Repurposing of HIV/HCV protease inhibitors against SARS-CoV-2 3CL(pro)

Severe acute respiratory syndrome coronavirus 2 (SARS-CoV-2) is the pathogen that caused the global COVID-19 outbreak. The 3C-like protease (3CL(pro)) of SARS-CoV-2 plays a key role in virus replication and has become an ideal target for antiviral drug design. In this work, we have employed bioluminescence resonance energy transfer (BRET) technology to establish a cell-based assay for screening inhibitors against SARS-CoV-2 3CL(pro), and then applied the assay to screen a collection of known HIV/HCV protease inhibitors. Our results showed that the assay is capable of quantification of the cleavage efficiency of 3CL(pro) with good reproducibility (Z′ factor is 0.59). Using the assay, we found that 9 of 26 protease inhibitors effectively inhibited the activity of SARS-CoV-2 3CL(pro) in a dose-dependent manner. Among them, four compounds exhibited the ability to bind to 3CL(pro)in vitro.
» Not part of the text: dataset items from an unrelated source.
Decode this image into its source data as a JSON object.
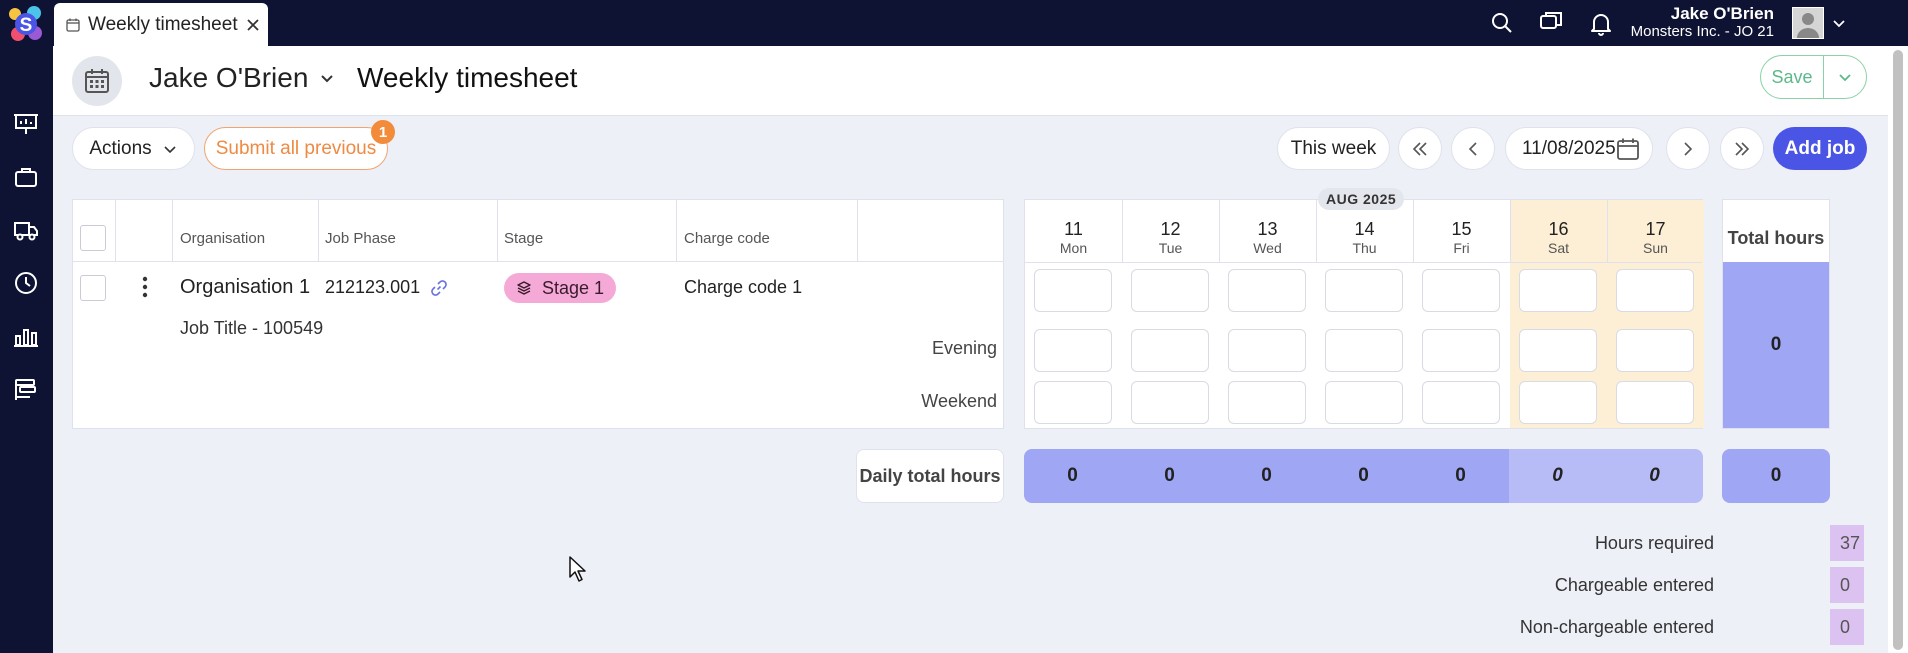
{
  "window": {
    "tab_title": "Weekly timesheet"
  },
  "user": {
    "name": "Jake O'Brien",
    "org": "Monsters Inc. - JO 21"
  },
  "header": {
    "person": "Jake O'Brien",
    "title": "Weekly timesheet",
    "save_label": "Save"
  },
  "toolbar": {
    "actions_label": "Actions",
    "submit_label": "Submit all previous",
    "submit_badge": "1",
    "this_week_label": "This week",
    "date_value": "11/08/2025",
    "add_job_label": "Add job"
  },
  "table": {
    "columns": [
      "Organisation",
      "Job Phase",
      "Stage",
      "Charge code"
    ],
    "row": {
      "organisation": "Organisation 1",
      "job_phase": "212123.001",
      "stage": "Stage 1",
      "charge_code": "Charge code 1",
      "job_title": "Job Title - 100549",
      "sub_rows": [
        "Evening",
        "Weekend"
      ]
    }
  },
  "week": {
    "month": "AUG 2025",
    "days": [
      {
        "num": "11",
        "name": "Mon"
      },
      {
        "num": "12",
        "name": "Tue"
      },
      {
        "num": "13",
        "name": "Wed"
      },
      {
        "num": "14",
        "name": "Thu"
      },
      {
        "num": "15",
        "name": "Fri"
      },
      {
        "num": "16",
        "name": "Sat"
      },
      {
        "num": "17",
        "name": "Sun"
      }
    ],
    "total_header": "Total hours",
    "row_total": "0",
    "daily_label": "Daily total hours",
    "daily_totals": [
      "0",
      "0",
      "0",
      "0",
      "0",
      "0",
      "0"
    ],
    "grand_total": "0"
  },
  "summary": [
    {
      "label": "Hours required",
      "value": "37"
    },
    {
      "label": "Chargeable entered",
      "value": "0"
    },
    {
      "label": "Non-chargeable entered",
      "value": "0"
    }
  ],
  "colors": {
    "accent": "#4a55e6",
    "nav": "#0e1233",
    "save": "#5cb98a",
    "submit": "#ee8a43",
    "total": "#9fa6f4",
    "stage": "#f4a9d6"
  }
}
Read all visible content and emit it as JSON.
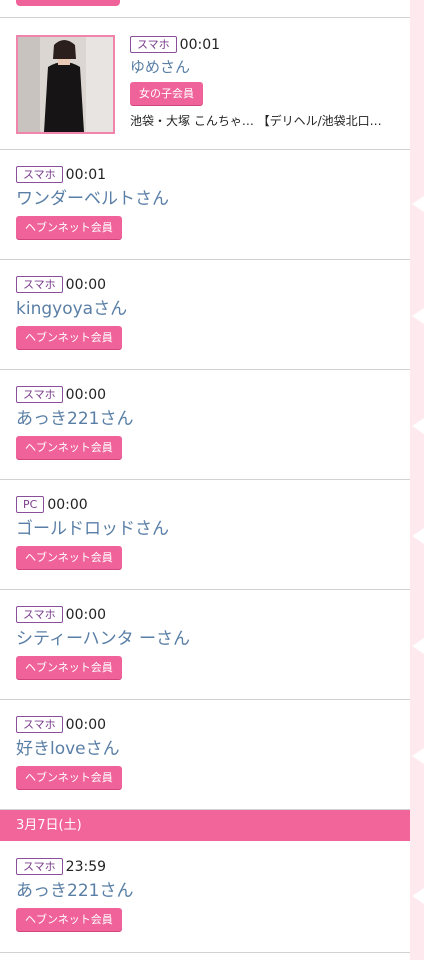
{
  "rows": [
    {
      "device": "スマホ",
      "time": "00:01",
      "name": "ゆめさん",
      "badge": "女の子会員",
      "shop": "池袋・大塚 こんちゃ… 【デリヘル/池袋北口…"
    },
    {
      "device": "スマホ",
      "time": "00:01",
      "name": "ワンダーベルトさん",
      "badge": "ヘブンネット会員"
    },
    {
      "device": "スマホ",
      "time": "00:00",
      "name": "kingyoyaさん",
      "badge": "ヘブンネット会員"
    },
    {
      "device": "スマホ",
      "time": "00:00",
      "name": "あっき221さん",
      "badge": "ヘブンネット会員"
    },
    {
      "device": "PC",
      "time": "00:00",
      "name": "ゴールドロッドさん",
      "badge": "ヘブンネット会員"
    },
    {
      "device": "スマホ",
      "time": "00:00",
      "name": "シティーハンタ ーさん",
      "badge": "ヘブンネット会員"
    },
    {
      "device": "スマホ",
      "time": "00:00",
      "name": "好きloveさん",
      "badge": "ヘブンネット会員"
    }
  ],
  "date_header": "3月7日(土)",
  "next_day_rows": [
    {
      "device": "スマホ",
      "time": "23:59",
      "name": "あっき221さん",
      "badge": "ヘブンネット会員"
    }
  ],
  "colors": {
    "accent": "#f0639a",
    "name": "#5a7fa6",
    "device_border": "#8a4f9a",
    "rail": "#fde9ee"
  }
}
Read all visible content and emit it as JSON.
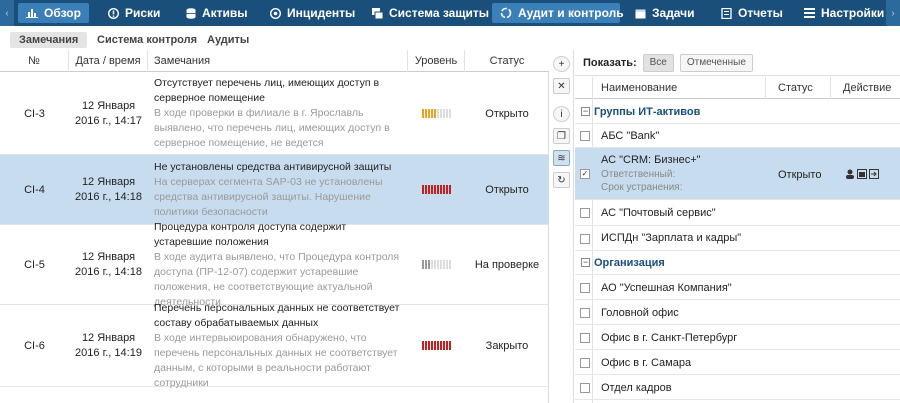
{
  "nav": {
    "items": [
      {
        "label": "Обзор",
        "icon": "bar-chart-icon",
        "active": true
      },
      {
        "label": "Риски",
        "icon": "alert-icon",
        "active": false
      },
      {
        "label": "Активы",
        "icon": "database-icon",
        "active": false
      },
      {
        "label": "Инциденты",
        "icon": "target-icon",
        "active": false
      },
      {
        "label": "Система защиты",
        "icon": "windows-icon",
        "active": false
      },
      {
        "label": "Аудит и контроль",
        "icon": "refresh-icon",
        "active": true
      },
      {
        "label": "Задачи",
        "icon": "calendar-icon",
        "active": false
      },
      {
        "label": "Отчеты",
        "icon": "report-icon",
        "active": false
      },
      {
        "label": "Настройки",
        "icon": "menu-icon",
        "active": false
      }
    ]
  },
  "subtabs": [
    {
      "label": "Замечания",
      "active": true
    },
    {
      "label": "Система контроля",
      "active": false
    },
    {
      "label": "Аудиты",
      "active": false
    }
  ],
  "table": {
    "headers": [
      "№",
      "Дата / время",
      "Замечания",
      "Уровень",
      "Статус"
    ],
    "rows": [
      {
        "id": "CI-3",
        "date": "12 Января",
        "time": "2016 г., 14:17",
        "title": "Отсутствует перечень лиц, имеющих доступ в серверное помещение",
        "desc": "В ходе проверки в филиале в г. Ярославль выявлено, что перечень лиц, имеющих доступ в серверное помещение, не ведется",
        "level": 0.5,
        "level_color": "#f0a020",
        "status": "Открыто",
        "selected": false
      },
      {
        "id": "CI-4",
        "date": "12 Января",
        "time": "2016 г., 14:18",
        "title": "Не установлены средства антивирусной защиты",
        "desc": "На серверах сегмента SAP-03 не установлены средства антивирусной защиты. Нарушение политики безопасности",
        "level": 1.0,
        "level_color": "#c81e1e",
        "status": "Открыто",
        "selected": true
      },
      {
        "id": "CI-5",
        "date": "12 Января",
        "time": "2016 г., 14:18",
        "title": "Процедура контроля доступа содержит устаревшие положения",
        "desc": "В ходе аудита выявлено, что Процедура контроля доступа (ПР-12-07) содержит устаревшие положения, не соответствующие актуальной деятельности",
        "level": 0.25,
        "level_color": "#999999",
        "status": "На проверке",
        "selected": false
      },
      {
        "id": "CI-6",
        "date": "12 Января",
        "time": "2016 г., 14:19",
        "title": "Перечень персональных данных не соответствует составу обрабатываемых данных",
        "desc": "В ходе интервьюирования обнаружено, что перечень персональных данных не соответствует данным, с которыми в реальности работают сотрудники",
        "level": 1.0,
        "level_color": "#c81e1e",
        "status": "Закрыто",
        "selected": false
      }
    ]
  },
  "tools": [
    "plus-icon",
    "close-icon",
    "info-icon",
    "copy-icon",
    "database-icon",
    "comment-refresh-icon"
  ],
  "right": {
    "show_label": "Показать:",
    "filter_all": "Все",
    "filter_marked": "Отмеченные",
    "headers": [
      "Наименование",
      "Статус",
      "Действие"
    ],
    "groups": [
      {
        "name": "Группы ИТ-активов",
        "items": [
          {
            "name": "АБС \"Bank\"",
            "checked": false
          },
          {
            "name": "АС \"CRM: Бизнес+\"",
            "checked": true,
            "selected": true,
            "responsible": "Ответственный:",
            "deadline": "Срок устранения:",
            "status": "Открыто"
          },
          {
            "name": "АС \"Почтовый сервис\"",
            "checked": false
          },
          {
            "name": "ИСПДн \"Зарплата и кадры\"",
            "checked": false
          }
        ]
      },
      {
        "name": "Организация",
        "items": [
          {
            "name": "АО \"Успешная Компания\"",
            "checked": false
          },
          {
            "name": "Головной офис",
            "checked": false
          },
          {
            "name": "Офис в г. Санкт-Петербург",
            "checked": false
          },
          {
            "name": "Офис в г. Самара",
            "checked": false
          },
          {
            "name": "Отдел кадров",
            "checked": false
          }
        ]
      }
    ]
  }
}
HCV protease inhibitor simeprevir showed the most potency against 3CL(pro) with an EC(50) vale of 2.6 μM, bound to the active site pocket of 3CL(pro) in a predicted model, and importantly, exhibited a similar activity against the protease containing the mutations P132H in Omicron variants. Taken together, this work demonstrates the feasibility of using the cell-based BRET assay for screening 3CL(pro) inhibitors and supports the potential of simeprevir for the development of 3CL(pro) inhibitors.